Inspiration

Every developer has code they shipped and can't explain anymore. You wrote the diff, merged the PR, reviewed the comments — and six months later you can't say why you made the decisions you did. Tutorials don't fix this. They teach general concepts, not the specific ones you already paid for by writing them. We wanted a tool that turns what you already built into something you actually retain. The best way to know if you understand something is to say it out loud — not type it, not recognize it from a list, but articulate it. So we built BananaDuck: it watches your merged PRs, pulls out the CS concept in each one, and quizzes you on it with your own voice, on a schedule that adapts to how well you know it.

What it does

BananaDuck is a spaced-repetition voice quiz built from the code you actually merged. You sign in with GitHub, hit Sync, and the app extracts concepts from your merged PRs — things like memoization, idempotency, backpressure — and turns each one into a quiz card tied to your specific implementation. When a card comes due, you speak your answer out loud, and the app transcribes it, grades it, and schedules your next review automatically. Every review gets a calendar block so you never have to remember to come back. The whole loop — sync, concept extraction, voice quiz, grading, rescheduling, calendar event — runs end-to-end against real services with no mocked steps.

How we built it

We built BananaDuck as a FastAPI backend with a Next.js frontend, connected through a set of sponsor integrations that each own a specific part of the pipeline. GitHub OAuth pulls your merged PRs. Bear-2 compresses each diff before it reaches Claude, cutting token cost by 35–62% per PR while preserving the variable names and structure that make the roasts specific. Claude extracts concepts from the compressed diff and grades your spoken answers. Deepgram transcribes the audio. Redis stores all quiz state and serves pre-cached cards so the quiz itself is instant. Poke schedules your next review on your calendar. Sentry traces the full pipeline so every PR's journey from diff to scheduled review is visible in one timeline.

Challenges

Getting idempotency right across syncs was harder than expected — a crashed sync had to know which PRs it had already processed without a state file, so we built a Redis-based hash checked before any API call. We also ran into a session bug where GitHub access tokens were silently dropped between the frontend and backend, causing the dashboard to fall back to mock data without any visible error. And mid-hackathon, we caught an IDOR vulnerability where calendar IDs were coming from the request body instead of resolving server-side — we fixed it and wrote a regression test before the demo.

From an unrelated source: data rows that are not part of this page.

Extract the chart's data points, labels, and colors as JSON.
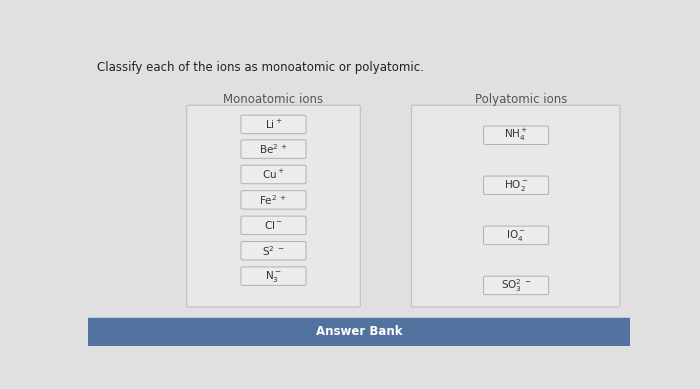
{
  "title": "Classify each of the ions as monoatomic or polyatomic.",
  "mono_label": "Monoatomic ions",
  "poly_label": "Polyatomic ions",
  "mono_ions": [
    {
      "label": "Li$^+$"
    },
    {
      "label": "Be$^{2\\ +}$"
    },
    {
      "label": "Cu$^+$"
    },
    {
      "label": "Fe$^{2\\ +}$"
    },
    {
      "label": "Cl$^-$"
    },
    {
      "label": "S$^{2\\ -}$"
    },
    {
      "label": "N$_3^-$"
    }
  ],
  "poly_ions": [
    {
      "label": "NH$_4^+$"
    },
    {
      "label": "HO$_2^-$"
    },
    {
      "label": "IO$_4^-$"
    },
    {
      "label": "SO$_3^{2\\ -}$"
    }
  ],
  "answer_bank_label": "Answer Bank",
  "bg_color": "#d8d8d8",
  "outer_bg": "#e0e0e0",
  "box_bg": "#e8e8e8",
  "ion_box_color": "#ececec",
  "ion_box_edge": "#b0b0b0",
  "title_color": "#222222",
  "answer_bar_color": "#5272a0",
  "answer_text_color": "#ffffff",
  "label_color": "#555555"
}
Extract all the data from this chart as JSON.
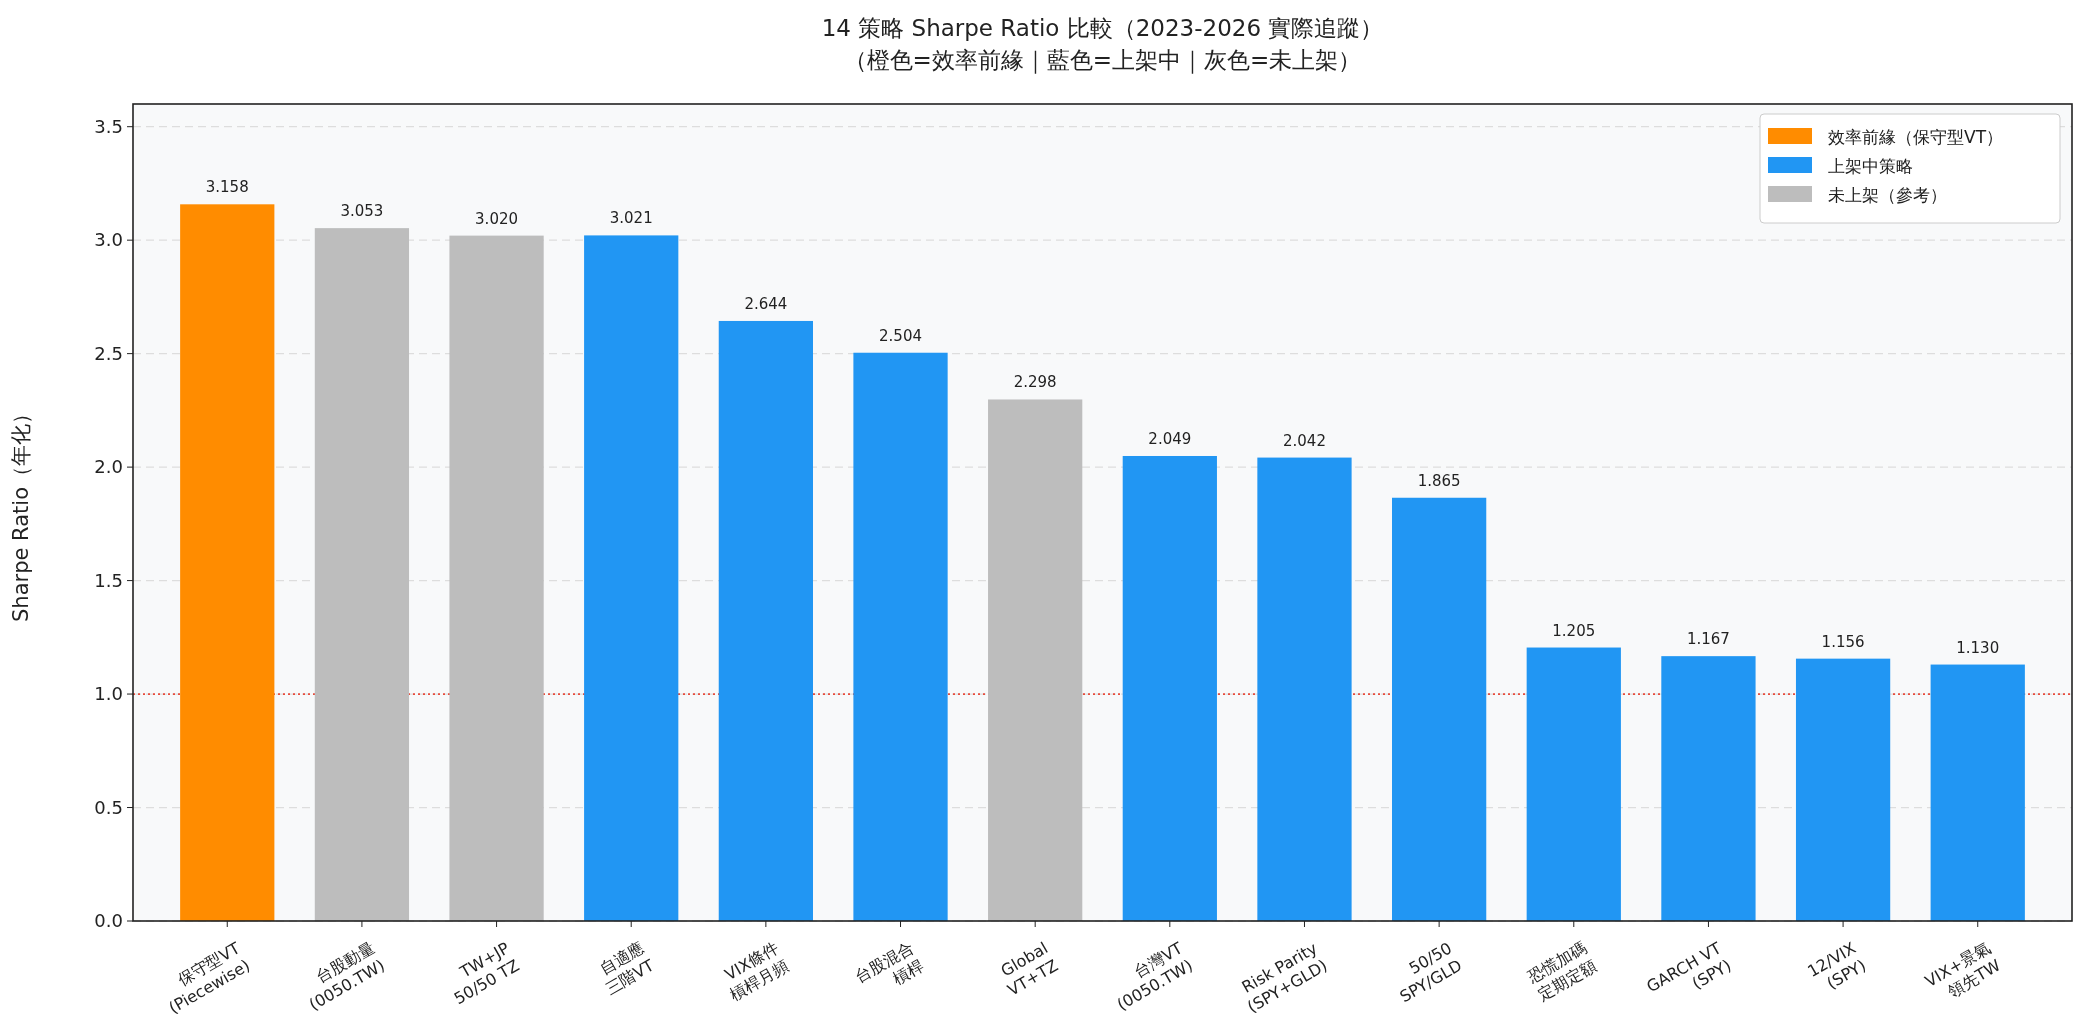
{
  "chart_data": {
    "type": "bar",
    "title": "14 策略 Sharpe Ratio 比較（2023-2026 實際追蹤）",
    "subtitle": "（橙色=效率前緣｜藍色=上架中｜灰色=未上架）",
    "ylabel": "Sharpe Ratio（年化）",
    "categories": [
      "保守型VT\n(Piecewise)",
      "台股動量\n(0050.TW)",
      "TW+JP\n50/50 TZ",
      "自適應\n三階VT",
      "VIX條件\n槓桿月頻",
      "台股混合\n槓桿",
      "Global\nVT+TZ",
      "台灣VT\n(0050.TW)",
      "Risk Parity\n(SPY+GLD)",
      "50/50\nSPY/GLD",
      "恐慌加碼\n定期定額",
      "GARCH VT\n(SPY)",
      "12/VIX\n(SPY)",
      "VIX+景氣\n領先TW"
    ],
    "series": [
      {
        "name": "效率前緣（保守型VT）",
        "color": "#ff8c00",
        "values": [
          3.158,
          null,
          null,
          null,
          null,
          null,
          null,
          null,
          null,
          null,
          null,
          null,
          null,
          null
        ],
        "value_labels": [
          "3.158",
          null,
          null,
          null,
          null,
          null,
          null,
          null,
          null,
          null,
          null,
          null,
          null,
          null
        ]
      },
      {
        "name": "上架中策略",
        "color": "#2196f3",
        "values": [
          null,
          null,
          null,
          3.021,
          2.644,
          2.504,
          null,
          2.049,
          2.042,
          1.865,
          1.205,
          1.167,
          1.156,
          1.13
        ],
        "value_labels": [
          null,
          null,
          null,
          "3.021",
          "2.644",
          "2.504",
          null,
          "2.049",
          "2.042",
          "1.865",
          "1.205",
          "1.167",
          "1.156",
          "1.130"
        ]
      },
      {
        "name": "未上架（參考）",
        "color": "#bdbdbd",
        "values": [
          null,
          3.053,
          3.02,
          null,
          null,
          null,
          2.298,
          null,
          null,
          null,
          null,
          null,
          null,
          null
        ],
        "value_labels": [
          null,
          "3.053",
          "3.020",
          null,
          null,
          null,
          "2.298",
          null,
          null,
          null,
          null,
          null,
          null,
          null
        ]
      }
    ],
    "ylim": [
      0,
      3.6
    ],
    "yticks": [
      {
        "value": 0,
        "label": "0.0"
      },
      {
        "value": 0.5,
        "label": "0.5"
      },
      {
        "value": 1,
        "label": "1.0"
      },
      {
        "value": 1.5,
        "label": "1.5"
      },
      {
        "value": 2,
        "label": "2.0"
      },
      {
        "value": 2.5,
        "label": "2.5"
      },
      {
        "value": 3,
        "label": "3.0"
      },
      {
        "value": 3.5,
        "label": "3.5"
      }
    ],
    "ref_lines": [
      {
        "axis": "y",
        "value": 1,
        "color": "#e74c3c",
        "line_style": "dotted"
      }
    ],
    "grid": "y",
    "legend": "top right"
  }
}
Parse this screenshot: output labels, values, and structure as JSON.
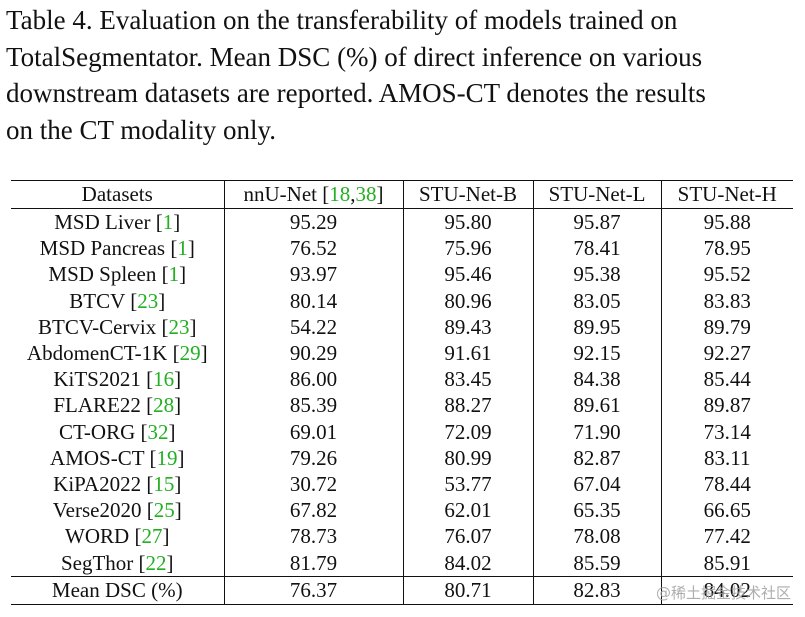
{
  "caption": {
    "lines": [
      "Table 4.  Evaluation on the transferability of models trained on",
      "TotalSegmentator. Mean DSC (%) of direct inference on various",
      "downstream datasets are reported. AMOS-CT denotes the results",
      "on the CT modality only."
    ]
  },
  "table": {
    "headers": {
      "datasets": "Datasets",
      "nnunet": "nnU-Net",
      "nnunet_cite_open": "[",
      "nnunet_cite_a": "18",
      "nnunet_cite_sep": ",",
      "nnunet_cite_b": "38",
      "nnunet_cite_close": "]",
      "stu_b": "STU-Net-B",
      "stu_l": "STU-Net-L",
      "stu_h": "STU-Net-H"
    },
    "rows": [
      {
        "name": "MSD Liver",
        "cite": "1",
        "values": [
          "95.29",
          "95.80",
          "95.87",
          "95.88"
        ]
      },
      {
        "name": "MSD Pancreas",
        "cite": "1",
        "values": [
          "76.52",
          "75.96",
          "78.41",
          "78.95"
        ]
      },
      {
        "name": "MSD Spleen",
        "cite": "1",
        "values": [
          "93.97",
          "95.46",
          "95.38",
          "95.52"
        ]
      },
      {
        "name": "BTCV",
        "cite": "23",
        "values": [
          "80.14",
          "80.96",
          "83.05",
          "83.83"
        ]
      },
      {
        "name": "BTCV-Cervix",
        "cite": "23",
        "values": [
          "54.22",
          "89.43",
          "89.95",
          "89.79"
        ]
      },
      {
        "name": "AbdomenCT-1K",
        "cite": "29",
        "values": [
          "90.29",
          "91.61",
          "92.15",
          "92.27"
        ]
      },
      {
        "name": "KiTS2021",
        "cite": "16",
        "values": [
          "86.00",
          "83.45",
          "84.38",
          "85.44"
        ]
      },
      {
        "name": "FLARE22",
        "cite": "28",
        "values": [
          "85.39",
          "88.27",
          "89.61",
          "89.87"
        ]
      },
      {
        "name": "CT-ORG",
        "cite": "32",
        "values": [
          "69.01",
          "72.09",
          "71.90",
          "73.14"
        ]
      },
      {
        "name": "AMOS-CT",
        "cite": "19",
        "values": [
          "79.26",
          "80.99",
          "82.87",
          "83.11"
        ]
      },
      {
        "name": "KiPA2022",
        "cite": "15",
        "values": [
          "30.72",
          "53.77",
          "67.04",
          "78.44"
        ]
      },
      {
        "name": "Verse2020",
        "cite": "25",
        "values": [
          "67.82",
          "62.01",
          "65.35",
          "66.65"
        ]
      },
      {
        "name": "WORD",
        "cite": "27",
        "values": [
          "78.73",
          "76.07",
          "78.08",
          "77.42"
        ]
      },
      {
        "name": "SegThor",
        "cite": "22",
        "values": [
          "81.79",
          "84.02",
          "85.59",
          "85.91"
        ]
      }
    ],
    "footer": {
      "label": "Mean DSC (%)",
      "values": [
        "76.37",
        "80.71",
        "82.83",
        "84.02"
      ]
    }
  },
  "watermark": "@稀土掘金技术社区",
  "colors": {
    "citation": "#22b022",
    "text": "#111111"
  }
}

Accomplishments that we're proud of

We're proud that the full product loop is real. Every integration — GitHub, Bear-2, Claude, Deepgram, Redis, Poke, Sentry — is live, not mocked, and every leg of the pipeline has been tested. We built graceful degradation into every step so that if any one service is unavailable, the rest of the loop still works. And we caught and shipped a real security fix during the hackathon, which felt like proof the codebase was being taken seriously.

What's next

We want to refine how concepts are extracted and how questions are written to get closer to the experience we imagined. Past the demo, SM-2 intervals flip back to days and we add a calendar view so your full review schedule is visible at a glance. Longer term, we want team workspaces — so a tech lead can see the concepts their whole org keeps re-shipping, and catch the recurring anti-patterns before they become habits.